Data-analysis-pythonHow-ToBeginner · 4 min read

How to Do EDA in Python: Step-by-Step Guide

To do EDA in Python, use libraries like pandas for data handling, matplotlib and seaborn for visualization. Start by loading data with pandas.read_csv(), then use head(), describe(), and plots like histograms or boxplots to understand data patterns and detect issues.

📐

Syntax

Here are common steps and functions used in Python for EDA:

import pandas as pd: Load pandas library for data handling.
df = pd.read_csv('file.csv'): Load data from a CSV file into a DataFrame.
df.head(): View first 5 rows to get a quick look.
df.describe(): Get summary statistics like mean, min, max.
df.info(): Check data types and missing values.
df.plot() or seaborn functions: Create visualizations to explore data.

python

import pandas as pd
import matplotlib.pyplot as plt
import seaborn as sns

# Load data
df = pd.read_csv('data.csv')

# View first rows
print(df.head())

# Summary statistics
print(df.describe())

# Data info
print(df.info())

# Simple plot
sns.histplot(df['column_name'])
plt.show()

💻

Example

This example shows how to load a dataset, check its structure, and plot a histogram to see the distribution of a numeric column.

python

import pandas as pd
import matplotlib.pyplot as plt
import seaborn as sns

# Load sample data from seaborn
df = sns.load_dataset('tips')

# Show first 5 rows
print(df.head())

# Summary statistics
print(df.describe())

# Check data info
print(df.info())

# Plot histogram of total bill
sns.histplot(df['total_bill'], bins=20)
plt.title('Distribution of Total Bill')
plt.xlabel('Total Bill')
plt.ylabel('Frequency')
plt.show()

Output

total_bill tip sex smoker day time size 0 16.99 1.01 Female No Sun Dinner 2 1 10.34 1.66 Male No Sun Dinner 3 2 21.01 3.50 Male No Sun Dinner 3 3 23.68 3.31 Male No Sun Dinner 2 4 24.59 3.61 Female No Sun Dinner 4 total_bill tip size count 244.000000 244.000000 244.000000 mean 19.785943 2.998279 2.569672 std 8.902412 1.383638 0.951100 min 3.070000 1.000000 1.000000 25% 13.347500 2.000000 2.000000 50% 17.795000 2.900000 2.000000 75% 24.127500 3.562500 3.000000 max 50.810000 10.000000 6.000000 <class 'pandas.core.frame.DataFrame'> RangeIndex: 244 entries, 0 to 243 Data columns (total 7 columns): # Column Non-Null Count Dtype --- ------ -------------- ----- 0 total_bill 244 non-null float64 1 tip 244 non-null float64 2 sex 244 non-null object 3 smoker 244 non-null object 4 day 244 non-null object 5 time 244 non-null object 6 size 244 non-null int64 dtypes: float64(2), int64(1), object(4) memory usage: 13.5+ KB

⚠️

Common Pitfalls

Common mistakes when doing EDA in Python include:

Not checking for missing values before analysis, which can cause errors or misleading results.
Using plots without labels or titles, making interpretation hard.
Ignoring data types, which can lead to wrong summary statistics.
Overlooking outliers that can skew analysis.
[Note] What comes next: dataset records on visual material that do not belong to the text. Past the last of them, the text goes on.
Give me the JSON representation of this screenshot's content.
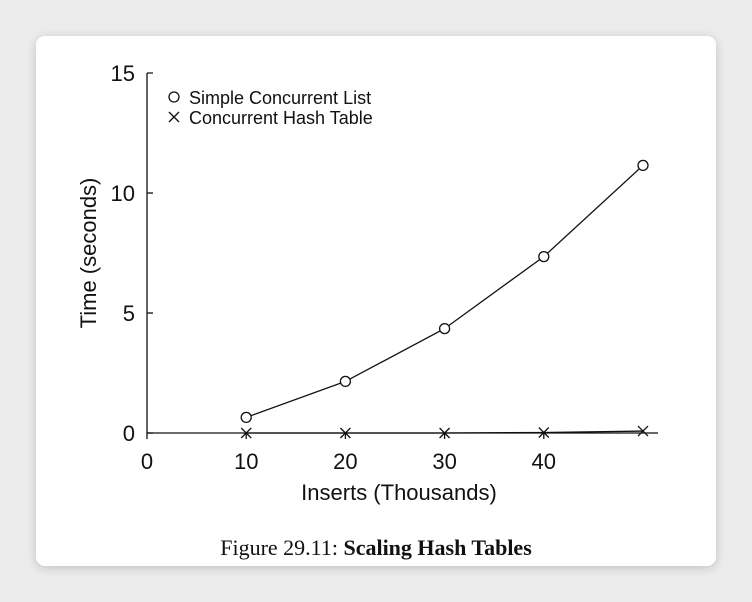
{
  "chart_data": {
    "type": "line",
    "x": [
      10,
      20,
      30,
      40,
      50
    ],
    "series": [
      {
        "name": "Simple Concurrent List",
        "marker": "circle",
        "values": [
          0.65,
          2.15,
          4.35,
          7.35,
          11.15
        ]
      },
      {
        "name": "Concurrent Hash Table",
        "marker": "x",
        "values": [
          0.0,
          0.0,
          0.0,
          0.02,
          0.08
        ]
      }
    ],
    "xlabel": "Inserts (Thousands)",
    "ylabel": "Time (seconds)",
    "xlim": [
      0,
      50
    ],
    "ylim": [
      0,
      15
    ],
    "xticks": [
      0,
      10,
      20,
      30,
      40
    ],
    "yticks": [
      0,
      5,
      10,
      15
    ],
    "grid": false,
    "legend": "top-left"
  },
  "caption": {
    "prefix": "Figure 29.11:",
    "title": "Scaling Hash Tables"
  },
  "colors": {
    "line": "#111111",
    "card_background": "#ffffff",
    "page_background": "#ececec"
  }
}
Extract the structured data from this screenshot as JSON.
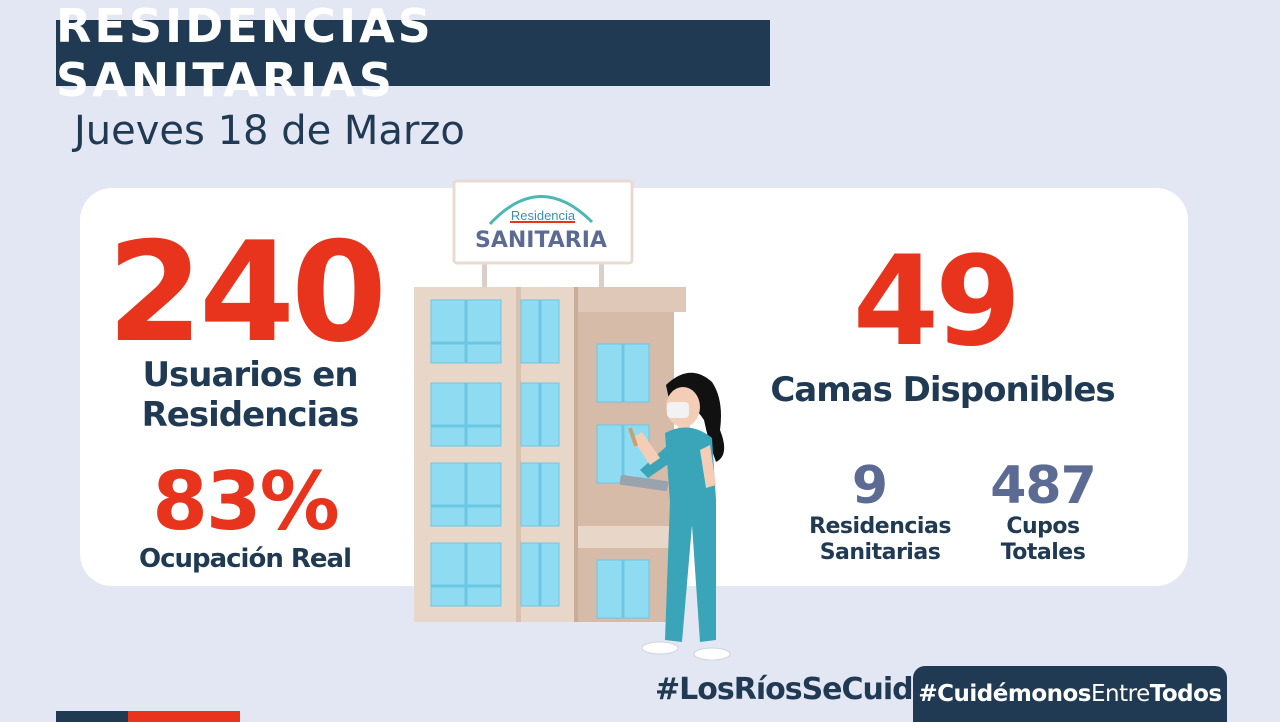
{
  "title": "RESIDENCIAS SANITARIAS",
  "date": "Jueves 18 de Marzo",
  "sign": {
    "small": "Residencia",
    "large": "SANITARIA"
  },
  "stats": {
    "usuarios": {
      "value": "240",
      "label_line1": "Usuarios en",
      "label_line2": "Residencias"
    },
    "ocupacion": {
      "value": "83%",
      "label": "Ocupación Real"
    },
    "camas": {
      "value": "49",
      "label": "Camas Disponibles"
    },
    "residencias": {
      "value": "9",
      "label_line1": "Residencias",
      "label_line2": "Sanitarias"
    },
    "cupos": {
      "value": "487",
      "label_line1": "Cupos",
      "label_line2": "Totales"
    }
  },
  "hashtags": {
    "rios": "#LosRíosSeCuida",
    "cuidemonos_a": "#Cuidémonos",
    "cuidemonos_b": "Entre",
    "cuidemonos_c": "Todos"
  },
  "colors": {
    "navy": "#1f3a52",
    "red": "#e8341c",
    "slate": "#5c6b93",
    "background": "#e3e6f3"
  },
  "illustration": "nurse-in-front-of-residence-building"
}
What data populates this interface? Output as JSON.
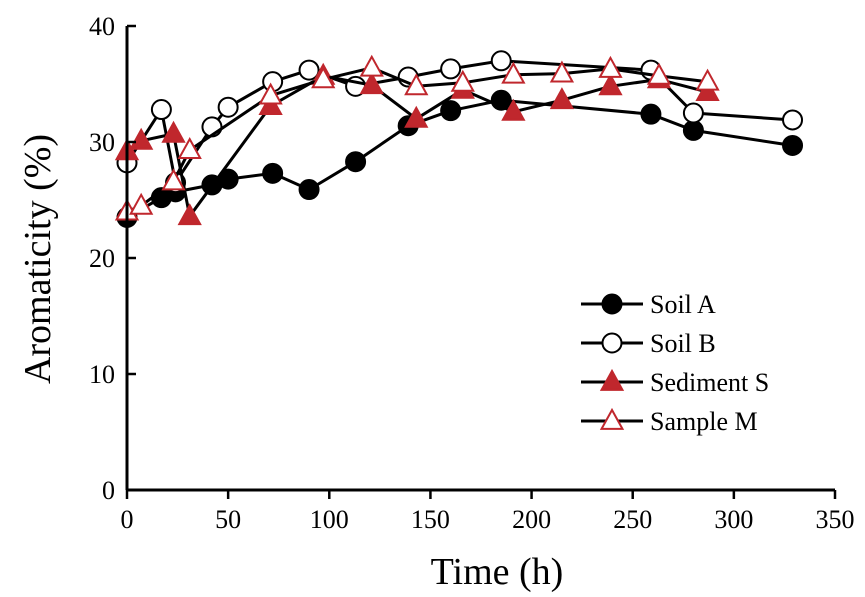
{
  "chart_data": {
    "type": "line",
    "title": "",
    "xlabel": "Time (h)",
    "ylabel": "Aromaticity (%)",
    "xlim": [
      0,
      350
    ],
    "ylim": [
      0,
      40
    ],
    "x_ticks": [
      0,
      50,
      100,
      150,
      200,
      250,
      300,
      350
    ],
    "y_ticks": [
      0,
      10,
      20,
      30,
      40
    ],
    "grid": false,
    "legend_position": "bottom-right",
    "series": [
      {
        "name": "Soil A",
        "marker": "circle",
        "fill": "#000000",
        "stroke": "#000000",
        "points": [
          [
            0,
            23.5
          ],
          [
            17,
            25.2
          ],
          [
            24,
            25.7
          ],
          [
            42,
            26.3
          ],
          [
            50,
            26.8
          ],
          [
            72,
            27.3
          ],
          [
            90,
            25.9
          ],
          [
            113,
            28.3
          ],
          [
            139,
            31.4
          ],
          [
            160,
            32.7
          ],
          [
            185,
            33.6
          ],
          [
            259,
            32.4
          ],
          [
            280,
            31.0
          ],
          [
            329,
            29.7
          ]
        ]
      },
      {
        "name": "Soil B",
        "marker": "circle",
        "fill": "#ffffff",
        "stroke": "#000000",
        "points": [
          [
            0,
            28.2
          ],
          [
            17,
            32.8
          ],
          [
            24,
            26.5
          ],
          [
            42,
            31.3
          ],
          [
            50,
            33.0
          ],
          [
            72,
            35.2
          ],
          [
            90,
            36.2
          ],
          [
            113,
            34.8
          ],
          [
            139,
            35.6
          ],
          [
            160,
            36.3
          ],
          [
            185,
            37.0
          ],
          [
            259,
            36.2
          ],
          [
            280,
            32.5
          ],
          [
            329,
            31.9
          ]
        ]
      },
      {
        "name": "Sediment S",
        "marker": "triangle",
        "fill": "#c0272d",
        "stroke": "#c0272d",
        "points": [
          [
            0,
            29.2
          ],
          [
            7,
            30.1
          ],
          [
            23,
            30.7
          ],
          [
            31,
            23.6
          ],
          [
            71,
            33.1
          ],
          [
            97,
            35.7
          ],
          [
            121,
            34.9
          ],
          [
            143,
            32.0
          ],
          [
            166,
            34.5
          ],
          [
            191,
            32.6
          ],
          [
            215,
            33.6
          ],
          [
            239,
            34.8
          ],
          [
            263,
            35.4
          ],
          [
            287,
            34.3
          ]
        ]
      },
      {
        "name": "Sample M",
        "marker": "triangle",
        "fill": "#ffffff",
        "stroke": "#c0272d",
        "points": [
          [
            0,
            24.0
          ],
          [
            7,
            24.5
          ],
          [
            23,
            26.6
          ],
          [
            31,
            29.3
          ],
          [
            71,
            34.0
          ],
          [
            97,
            35.4
          ],
          [
            121,
            36.4
          ],
          [
            143,
            34.8
          ],
          [
            166,
            35.1
          ],
          [
            191,
            35.8
          ],
          [
            215,
            35.9
          ],
          [
            239,
            36.3
          ],
          [
            263,
            35.7
          ],
          [
            287,
            35.2
          ]
        ]
      }
    ]
  }
}
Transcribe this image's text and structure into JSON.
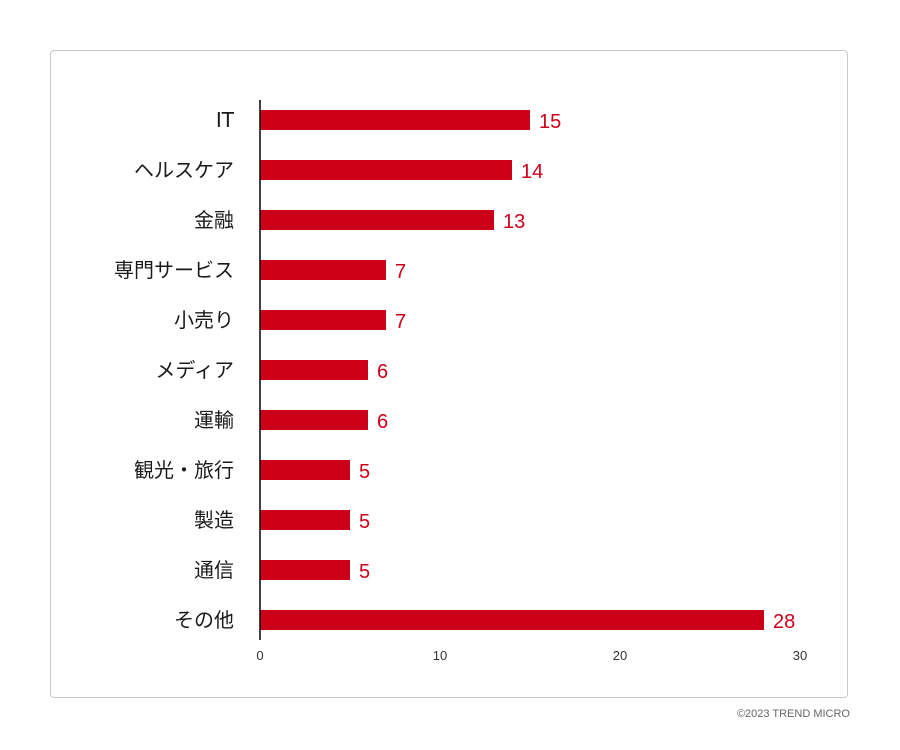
{
  "footer": {
    "copyright": "©2023 TREND MICRO"
  },
  "colors": {
    "bar": "#cc0019",
    "value_label": "#cc0019",
    "axis": "#000000"
  },
  "chart_data": {
    "type": "bar",
    "orientation": "horizontal",
    "categories": [
      "IT",
      "ヘルスケア",
      "金融",
      "専門サービス",
      "小売り",
      "メディア",
      "運輸",
      "観光・旅行",
      "製造",
      "通信",
      "その他"
    ],
    "values": [
      15,
      14,
      13,
      7,
      7,
      6,
      6,
      5,
      5,
      5,
      28
    ],
    "xlim": [
      0,
      30
    ],
    "xticks": [
      0,
      10,
      20,
      30
    ],
    "grid": false,
    "legend": "none",
    "data_labels": true
  }
}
Always clean and understand your data before deep analysis.

python

import pandas as pd

# Wrong: Not checking missing values
# This may cause errors later

# Right: Check and handle missing values
missing = df.isnull().sum()
print('Missing values per column:\n', missing)

# Fill missing values example
# df['column'] = df['column'].fillna(df['column'].mean())

📊

Quick Reference

Here is a quick cheat-sheet for EDA steps in Python:

Step	Function/Method	Purpose
Load data	`pd.read_csv()`	Read CSV file into DataFrame
View data	`df.head()`	See first rows
Summary stats	`df.describe()`	Get numeric summaries
Check data types	`df.info()`	See column types and missing data
Check missing	`df.isnull().sum()`	Count missing values
Visualize	`sns.histplot()`, `df.plot()`	Plot data distributions
Handle missing	`df.fillna()`	Replace missing values

✅

Key Takeaways

Use pandas to load and inspect your data quickly with head(), describe(), and info().

Visualize data distributions and relationships using matplotlib and seaborn plots.

Always check and handle missing values before analysis to avoid errors.

Label your plots clearly to make insights easy to understand.

Look for outliers and data types to ensure accurate analysis.